At the time of writing, there were limited open sources
breaking out Afghanistan figures from Iraqi numbers, but using a recent study
conducted by Stanford University (A Dynamic Model for Post Traumatic Stress
Disorder Among U.S. Troops in Operation Iraqi Freedom) it was found that rates
of PTSD among service members deployed in Iraq could be as high as 35%. As the
type of combat in Afghanistan has evolved into a similar insurgency experience
of US troops in Iraq, we can reasonably estimate that the rates are the same or
greater, given the expansion of the war in 2009. Again there are no reliable figures
for PMCs, though from numerous news reports and a 2009 Congressional hearing,
it is clear that former PMCs in the U.S. are the least likely to receive
medical treatment. In context of the Vietnam experience, we can expect the
combined Iraq and Afghanistan conflicts to create over 700,000 cases of PTSD
and over 300,000 TBI cases by early 2010.
Civilian Deaths
The rising civilian casualty rate caused by Afghan, NATO and
U.S. forces and their associated PMCs is similar to the pattern of civilian
casualties during the Vietnam War.
As far as we know, there has not been a My Lia massacre in
Afghanistan, but there have been plenty of incidents where Afghan, U.S. or NATO
forces have killed innocent civilians. The figures are hard to verify, but in
early July 2007, Adrian Edwards, spokesperson for the Special Representative of
the UN Secretary-General and UN agencies in Afghanistan, commented that the
overall number of deaths attributed to pro-government forces, which include the
ANA, ANP, NDS and international military forces, marginally exceeded those
caused by anti-government forces. In July 2009 CNN reported that “Western
military airstrikes” were responsible for 30.5% of all civilians killed in
Afghanistan during the first half of 2009. Moreover, the UN reported in the
first half of 2009 that “operations carried out by PGF [Pro-Government Forces]

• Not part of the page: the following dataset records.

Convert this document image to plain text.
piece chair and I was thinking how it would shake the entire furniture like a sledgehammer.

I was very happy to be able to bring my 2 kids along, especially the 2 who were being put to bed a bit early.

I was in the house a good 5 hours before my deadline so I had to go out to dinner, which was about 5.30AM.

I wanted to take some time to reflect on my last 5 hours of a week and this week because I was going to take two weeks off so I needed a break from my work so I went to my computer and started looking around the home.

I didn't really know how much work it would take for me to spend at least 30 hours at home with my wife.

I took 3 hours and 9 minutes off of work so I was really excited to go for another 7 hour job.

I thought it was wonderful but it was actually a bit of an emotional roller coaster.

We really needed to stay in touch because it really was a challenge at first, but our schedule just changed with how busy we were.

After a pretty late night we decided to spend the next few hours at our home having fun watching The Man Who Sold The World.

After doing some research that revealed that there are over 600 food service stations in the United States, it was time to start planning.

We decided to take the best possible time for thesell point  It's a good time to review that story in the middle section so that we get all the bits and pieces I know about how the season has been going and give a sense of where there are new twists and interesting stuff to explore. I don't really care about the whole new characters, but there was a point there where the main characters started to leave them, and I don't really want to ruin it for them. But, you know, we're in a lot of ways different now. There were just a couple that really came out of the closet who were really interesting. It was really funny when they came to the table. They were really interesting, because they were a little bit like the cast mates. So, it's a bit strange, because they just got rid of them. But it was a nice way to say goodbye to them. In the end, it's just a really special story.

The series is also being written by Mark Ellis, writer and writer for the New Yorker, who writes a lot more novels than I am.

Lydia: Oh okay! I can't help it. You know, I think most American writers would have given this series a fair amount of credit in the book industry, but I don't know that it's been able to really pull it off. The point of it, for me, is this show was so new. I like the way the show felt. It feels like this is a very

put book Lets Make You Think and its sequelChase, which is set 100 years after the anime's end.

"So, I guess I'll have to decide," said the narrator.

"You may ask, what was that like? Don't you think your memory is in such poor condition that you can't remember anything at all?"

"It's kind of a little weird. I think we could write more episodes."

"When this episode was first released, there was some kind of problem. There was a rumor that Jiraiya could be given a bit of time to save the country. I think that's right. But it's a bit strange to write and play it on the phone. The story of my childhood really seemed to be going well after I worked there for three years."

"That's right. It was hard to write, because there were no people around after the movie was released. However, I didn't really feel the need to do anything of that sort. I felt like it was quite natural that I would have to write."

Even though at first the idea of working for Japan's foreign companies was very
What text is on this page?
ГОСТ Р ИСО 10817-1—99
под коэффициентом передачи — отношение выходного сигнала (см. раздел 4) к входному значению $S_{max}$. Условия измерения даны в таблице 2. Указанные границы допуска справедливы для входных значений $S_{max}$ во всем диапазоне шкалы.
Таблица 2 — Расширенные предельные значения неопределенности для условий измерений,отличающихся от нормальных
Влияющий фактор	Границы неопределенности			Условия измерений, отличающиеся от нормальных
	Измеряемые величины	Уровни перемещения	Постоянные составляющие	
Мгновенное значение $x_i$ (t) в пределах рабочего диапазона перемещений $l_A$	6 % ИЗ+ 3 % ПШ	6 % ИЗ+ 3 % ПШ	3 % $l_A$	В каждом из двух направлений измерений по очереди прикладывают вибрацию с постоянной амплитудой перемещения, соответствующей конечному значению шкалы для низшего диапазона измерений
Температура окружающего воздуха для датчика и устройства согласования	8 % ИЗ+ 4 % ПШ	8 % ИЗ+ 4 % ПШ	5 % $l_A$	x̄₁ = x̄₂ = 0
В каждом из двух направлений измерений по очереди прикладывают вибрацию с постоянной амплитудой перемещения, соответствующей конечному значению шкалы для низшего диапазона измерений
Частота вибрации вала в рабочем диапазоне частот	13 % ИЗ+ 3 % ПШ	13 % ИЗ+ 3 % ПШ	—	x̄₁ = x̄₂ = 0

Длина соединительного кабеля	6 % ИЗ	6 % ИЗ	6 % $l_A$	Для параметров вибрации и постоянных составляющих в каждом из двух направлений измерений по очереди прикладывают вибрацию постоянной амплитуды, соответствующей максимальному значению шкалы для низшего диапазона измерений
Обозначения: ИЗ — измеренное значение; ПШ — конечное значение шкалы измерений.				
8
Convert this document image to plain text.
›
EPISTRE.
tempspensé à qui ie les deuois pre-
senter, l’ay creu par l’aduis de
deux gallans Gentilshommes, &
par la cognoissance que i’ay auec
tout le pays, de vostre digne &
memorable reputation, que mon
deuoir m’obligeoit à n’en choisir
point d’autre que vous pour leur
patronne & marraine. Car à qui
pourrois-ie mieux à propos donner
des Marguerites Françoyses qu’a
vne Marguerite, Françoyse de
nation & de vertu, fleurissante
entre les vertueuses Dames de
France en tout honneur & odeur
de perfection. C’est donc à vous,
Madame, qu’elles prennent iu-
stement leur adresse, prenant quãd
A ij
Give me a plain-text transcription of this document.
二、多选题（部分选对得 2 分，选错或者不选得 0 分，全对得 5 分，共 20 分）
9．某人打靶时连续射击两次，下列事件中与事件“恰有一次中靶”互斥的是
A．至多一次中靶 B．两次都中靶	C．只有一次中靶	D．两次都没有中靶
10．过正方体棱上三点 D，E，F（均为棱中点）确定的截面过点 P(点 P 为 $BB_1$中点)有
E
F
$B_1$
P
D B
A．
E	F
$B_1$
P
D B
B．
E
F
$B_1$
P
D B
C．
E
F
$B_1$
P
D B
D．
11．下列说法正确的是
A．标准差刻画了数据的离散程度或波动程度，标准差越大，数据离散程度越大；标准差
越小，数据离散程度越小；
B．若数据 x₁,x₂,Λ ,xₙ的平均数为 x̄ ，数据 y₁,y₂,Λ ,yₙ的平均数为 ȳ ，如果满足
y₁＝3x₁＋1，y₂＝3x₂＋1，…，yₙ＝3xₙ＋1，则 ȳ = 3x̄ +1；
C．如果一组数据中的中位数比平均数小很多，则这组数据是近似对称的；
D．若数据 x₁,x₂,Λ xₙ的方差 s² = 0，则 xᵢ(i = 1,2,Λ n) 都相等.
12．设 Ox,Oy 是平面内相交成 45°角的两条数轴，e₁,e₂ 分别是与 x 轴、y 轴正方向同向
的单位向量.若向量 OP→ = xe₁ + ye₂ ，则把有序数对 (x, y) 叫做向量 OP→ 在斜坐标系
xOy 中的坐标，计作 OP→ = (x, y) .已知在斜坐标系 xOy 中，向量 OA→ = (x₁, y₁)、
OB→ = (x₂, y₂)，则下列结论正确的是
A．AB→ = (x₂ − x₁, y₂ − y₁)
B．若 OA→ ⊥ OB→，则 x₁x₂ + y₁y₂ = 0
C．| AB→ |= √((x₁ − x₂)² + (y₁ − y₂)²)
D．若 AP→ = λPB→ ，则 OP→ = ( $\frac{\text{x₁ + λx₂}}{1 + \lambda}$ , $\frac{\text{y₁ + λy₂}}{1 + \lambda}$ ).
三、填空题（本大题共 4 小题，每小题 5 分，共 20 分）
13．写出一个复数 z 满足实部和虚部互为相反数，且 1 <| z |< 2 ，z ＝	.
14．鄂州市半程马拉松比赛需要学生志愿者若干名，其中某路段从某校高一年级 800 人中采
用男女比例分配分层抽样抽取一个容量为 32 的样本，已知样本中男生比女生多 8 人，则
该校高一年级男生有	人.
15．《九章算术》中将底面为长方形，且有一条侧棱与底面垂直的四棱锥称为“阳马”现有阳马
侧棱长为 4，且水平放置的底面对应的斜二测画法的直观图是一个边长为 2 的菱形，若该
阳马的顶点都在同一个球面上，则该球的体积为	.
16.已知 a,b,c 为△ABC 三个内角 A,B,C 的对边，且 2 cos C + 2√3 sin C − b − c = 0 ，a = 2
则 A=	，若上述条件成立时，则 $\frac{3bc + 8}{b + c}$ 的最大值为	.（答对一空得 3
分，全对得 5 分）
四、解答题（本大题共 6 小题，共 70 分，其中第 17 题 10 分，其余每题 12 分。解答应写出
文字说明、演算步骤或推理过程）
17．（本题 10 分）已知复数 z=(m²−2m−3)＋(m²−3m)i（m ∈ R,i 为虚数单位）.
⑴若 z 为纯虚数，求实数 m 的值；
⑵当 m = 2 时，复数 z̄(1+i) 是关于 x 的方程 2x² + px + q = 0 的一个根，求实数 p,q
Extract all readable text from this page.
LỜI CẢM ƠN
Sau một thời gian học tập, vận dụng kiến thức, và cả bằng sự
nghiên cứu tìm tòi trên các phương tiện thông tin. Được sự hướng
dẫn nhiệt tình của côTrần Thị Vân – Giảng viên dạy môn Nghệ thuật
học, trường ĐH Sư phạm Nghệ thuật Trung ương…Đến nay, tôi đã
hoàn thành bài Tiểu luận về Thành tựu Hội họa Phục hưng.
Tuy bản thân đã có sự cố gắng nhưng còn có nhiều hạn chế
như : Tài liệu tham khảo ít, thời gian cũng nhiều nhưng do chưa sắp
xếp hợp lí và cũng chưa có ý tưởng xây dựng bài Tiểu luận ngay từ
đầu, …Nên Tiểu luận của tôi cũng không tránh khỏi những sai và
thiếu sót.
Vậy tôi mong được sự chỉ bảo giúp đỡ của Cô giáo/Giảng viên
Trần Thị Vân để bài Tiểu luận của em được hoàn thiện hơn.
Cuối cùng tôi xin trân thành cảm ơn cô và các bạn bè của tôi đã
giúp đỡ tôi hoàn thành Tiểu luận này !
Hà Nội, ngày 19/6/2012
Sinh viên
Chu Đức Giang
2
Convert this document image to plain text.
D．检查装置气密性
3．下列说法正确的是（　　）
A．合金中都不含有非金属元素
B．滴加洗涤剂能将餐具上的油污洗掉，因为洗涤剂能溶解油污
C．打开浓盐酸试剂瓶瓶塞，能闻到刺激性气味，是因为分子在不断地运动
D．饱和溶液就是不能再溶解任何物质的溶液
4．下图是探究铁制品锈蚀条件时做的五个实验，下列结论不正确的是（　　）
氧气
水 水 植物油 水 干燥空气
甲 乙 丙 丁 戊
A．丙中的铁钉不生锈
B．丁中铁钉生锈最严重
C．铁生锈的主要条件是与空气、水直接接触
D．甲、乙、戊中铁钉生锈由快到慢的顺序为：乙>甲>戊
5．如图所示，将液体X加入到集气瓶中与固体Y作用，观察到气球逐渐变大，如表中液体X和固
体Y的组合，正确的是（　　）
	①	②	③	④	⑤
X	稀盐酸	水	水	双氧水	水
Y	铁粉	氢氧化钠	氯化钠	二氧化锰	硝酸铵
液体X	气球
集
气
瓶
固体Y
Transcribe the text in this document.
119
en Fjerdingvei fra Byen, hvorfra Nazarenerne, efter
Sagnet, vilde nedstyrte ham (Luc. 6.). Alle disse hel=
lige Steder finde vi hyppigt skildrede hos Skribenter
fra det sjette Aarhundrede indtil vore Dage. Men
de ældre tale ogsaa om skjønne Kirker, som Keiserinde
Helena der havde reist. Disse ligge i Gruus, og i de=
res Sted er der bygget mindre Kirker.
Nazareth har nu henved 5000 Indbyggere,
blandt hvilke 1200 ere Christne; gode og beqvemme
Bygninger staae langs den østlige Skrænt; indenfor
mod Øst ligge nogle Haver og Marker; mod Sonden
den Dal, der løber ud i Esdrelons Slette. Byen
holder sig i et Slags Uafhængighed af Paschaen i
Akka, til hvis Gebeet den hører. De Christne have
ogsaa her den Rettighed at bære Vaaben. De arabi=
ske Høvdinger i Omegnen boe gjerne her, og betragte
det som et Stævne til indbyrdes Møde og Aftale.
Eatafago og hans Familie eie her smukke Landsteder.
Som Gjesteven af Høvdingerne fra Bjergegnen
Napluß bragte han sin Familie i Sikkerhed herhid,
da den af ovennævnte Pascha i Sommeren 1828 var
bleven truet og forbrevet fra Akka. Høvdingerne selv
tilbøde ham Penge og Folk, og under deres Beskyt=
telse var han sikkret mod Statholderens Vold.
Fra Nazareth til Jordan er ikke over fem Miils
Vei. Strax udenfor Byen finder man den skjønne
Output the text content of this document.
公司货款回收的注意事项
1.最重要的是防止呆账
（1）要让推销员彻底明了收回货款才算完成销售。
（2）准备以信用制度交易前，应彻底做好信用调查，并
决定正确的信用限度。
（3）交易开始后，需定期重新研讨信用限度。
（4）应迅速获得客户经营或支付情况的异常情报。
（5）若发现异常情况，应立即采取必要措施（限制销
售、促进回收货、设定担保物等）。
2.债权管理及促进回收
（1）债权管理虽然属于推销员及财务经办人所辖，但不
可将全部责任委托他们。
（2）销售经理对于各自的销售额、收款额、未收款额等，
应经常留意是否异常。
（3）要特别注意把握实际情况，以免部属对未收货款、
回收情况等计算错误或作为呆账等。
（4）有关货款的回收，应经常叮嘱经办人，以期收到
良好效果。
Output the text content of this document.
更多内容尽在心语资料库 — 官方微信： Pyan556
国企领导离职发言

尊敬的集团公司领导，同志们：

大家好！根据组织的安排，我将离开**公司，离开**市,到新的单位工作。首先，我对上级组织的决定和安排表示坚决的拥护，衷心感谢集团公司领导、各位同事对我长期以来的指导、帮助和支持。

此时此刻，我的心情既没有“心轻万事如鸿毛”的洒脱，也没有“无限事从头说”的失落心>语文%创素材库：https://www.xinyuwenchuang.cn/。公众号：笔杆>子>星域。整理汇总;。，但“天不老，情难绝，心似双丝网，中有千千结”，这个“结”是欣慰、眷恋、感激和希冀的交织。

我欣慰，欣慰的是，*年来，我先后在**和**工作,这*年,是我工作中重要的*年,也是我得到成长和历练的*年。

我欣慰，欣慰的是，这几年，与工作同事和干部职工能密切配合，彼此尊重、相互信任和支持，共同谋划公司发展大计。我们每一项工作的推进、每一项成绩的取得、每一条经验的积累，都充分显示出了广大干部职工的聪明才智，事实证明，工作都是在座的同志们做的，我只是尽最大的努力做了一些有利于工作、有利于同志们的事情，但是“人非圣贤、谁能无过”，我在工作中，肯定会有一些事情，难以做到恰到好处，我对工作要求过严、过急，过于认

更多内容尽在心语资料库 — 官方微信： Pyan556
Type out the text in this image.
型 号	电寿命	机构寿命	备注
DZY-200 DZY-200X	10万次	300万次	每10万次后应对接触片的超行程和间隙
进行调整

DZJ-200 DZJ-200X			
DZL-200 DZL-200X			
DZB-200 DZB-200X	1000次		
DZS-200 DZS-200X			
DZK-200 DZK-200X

have resulted in a growing number of civilian casualties since 2007.”
Differences
One can go on into the minutia of many similarities between
the Vietnam and Afghan conflicts, but this goes beyond the strategic scope of
this article. Yet it would be remiss to not observe that there are also obvious
differences. And it is here that Afghanistan becomes much worse in the sense
that it is neither a power struggle between super powers nor a war of
conflicting political ideologies. At its core, this war has become one of
religious ideology and cultural values expressed as a fanaticism that is fueled
by the illicit drug trade.
The West will lose in the end (an end that could come as
early as 2012), and like Vietnam experience, we do not have the money,
willingness or political stamina for such conflicts.